La nomade apre gli occhi all'improvviso. Pare che la domanda l'abbia intrigata. "Fiori. Esseri fragili e deboli, basta un gesto troppo distratto o leggermente troppo irruento per distruggerli, eppure, grazie alla loro bellezza, i fiori riescono pur sempre a generare vita. Meravigliosi fiori."

La nomade prende un piccolo sacchetto di stoffa che teneva legato alla vita. Ne tira fuori una manciata di granelli neri e chiude il pugno di scatto. Angeline sta a guardare a occhi spalancati, mentre dalle sue mani emergono delle piccole lavande.

"Se solo potessi goderne di nuovo..."

"Che cosa volete dire?" mormora Angie.

Demetra lascia cadere i fiori sul tavolo. Petali violacei si spargono sul piano laccato di nero. "Perdonami, ho solo parlato senza riflettere."

E così, la nomade abbandona la compagnia nello stesso modo in cui è arrivata: inaspettatamente. Prima di chiudere la porta alle sue spalle, mi rivolge un ultimo sguardo. "È tempo per me di andare. Vi auguro sogni lieti e privi di pericoli."

Angeline prende fiato per dirle qualcos'altro, ma è troppo tardi.
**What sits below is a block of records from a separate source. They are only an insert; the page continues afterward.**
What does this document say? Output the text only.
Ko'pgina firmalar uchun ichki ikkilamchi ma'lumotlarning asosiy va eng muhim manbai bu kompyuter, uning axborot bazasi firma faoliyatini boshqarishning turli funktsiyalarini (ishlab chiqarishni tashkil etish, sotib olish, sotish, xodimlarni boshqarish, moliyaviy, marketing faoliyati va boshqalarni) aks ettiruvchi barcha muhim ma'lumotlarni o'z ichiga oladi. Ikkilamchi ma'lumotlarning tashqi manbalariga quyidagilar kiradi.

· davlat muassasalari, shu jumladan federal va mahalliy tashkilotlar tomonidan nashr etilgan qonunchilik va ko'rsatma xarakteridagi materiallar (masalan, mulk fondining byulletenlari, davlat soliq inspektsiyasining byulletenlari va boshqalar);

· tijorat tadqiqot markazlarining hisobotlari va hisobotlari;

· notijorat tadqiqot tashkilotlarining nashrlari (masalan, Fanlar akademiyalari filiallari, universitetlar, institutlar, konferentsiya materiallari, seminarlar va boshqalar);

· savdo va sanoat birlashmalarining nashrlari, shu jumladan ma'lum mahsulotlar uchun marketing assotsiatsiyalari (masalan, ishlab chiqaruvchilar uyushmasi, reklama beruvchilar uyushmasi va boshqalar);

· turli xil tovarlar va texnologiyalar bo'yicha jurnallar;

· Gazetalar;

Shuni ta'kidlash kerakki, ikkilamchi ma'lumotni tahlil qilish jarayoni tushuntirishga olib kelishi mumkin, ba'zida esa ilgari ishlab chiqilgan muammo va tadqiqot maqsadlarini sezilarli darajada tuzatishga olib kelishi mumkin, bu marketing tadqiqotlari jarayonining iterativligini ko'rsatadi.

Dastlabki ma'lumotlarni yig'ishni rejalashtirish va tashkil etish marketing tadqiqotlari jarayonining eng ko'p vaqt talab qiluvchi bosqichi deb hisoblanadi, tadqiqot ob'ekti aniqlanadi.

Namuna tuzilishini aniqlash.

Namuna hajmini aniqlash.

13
Una volta che Demetra se n'è andata, da sotto il tavolo riemerge Milton.

"Soddisfatta?" ghigna lui.

"Almeno abbiamo parlato..."

Il ratto ride sotto i suoi lunghi baffi trasparenti. "Così impari ad affezionarti troppo in fretta!"

Appena sente cos'ha detto lui, Tyrone lo afferra per le orecchie. "Attento a come parli. Il Bar Prodigy è come una famiglia per noi, se te la prendi con lei, dovrai vedertela anche con noi."

Angeline gli fa segno di mollare la presa. "A proposito di famiglia... tu non avevi detto che tuo fratello era riuscito a scappare dalle rovine?"

Il ratto abbassa le orecchie. "Lui non conta come famiglia perché ci ha abbandonati per fare la bella vita in superficie, spero di non rivederlo mai più."

Angie vorrebbe consolarlo, dirgli qualcosa di gentile, ma lui salta giù dal suo sgabello e fa per uscire. "Buon proseguimento. Godetevi le vostre amicizie, le vostre storie d'amore e il privilegio di poter uscire di casa senza essere perseguitati, finché potete."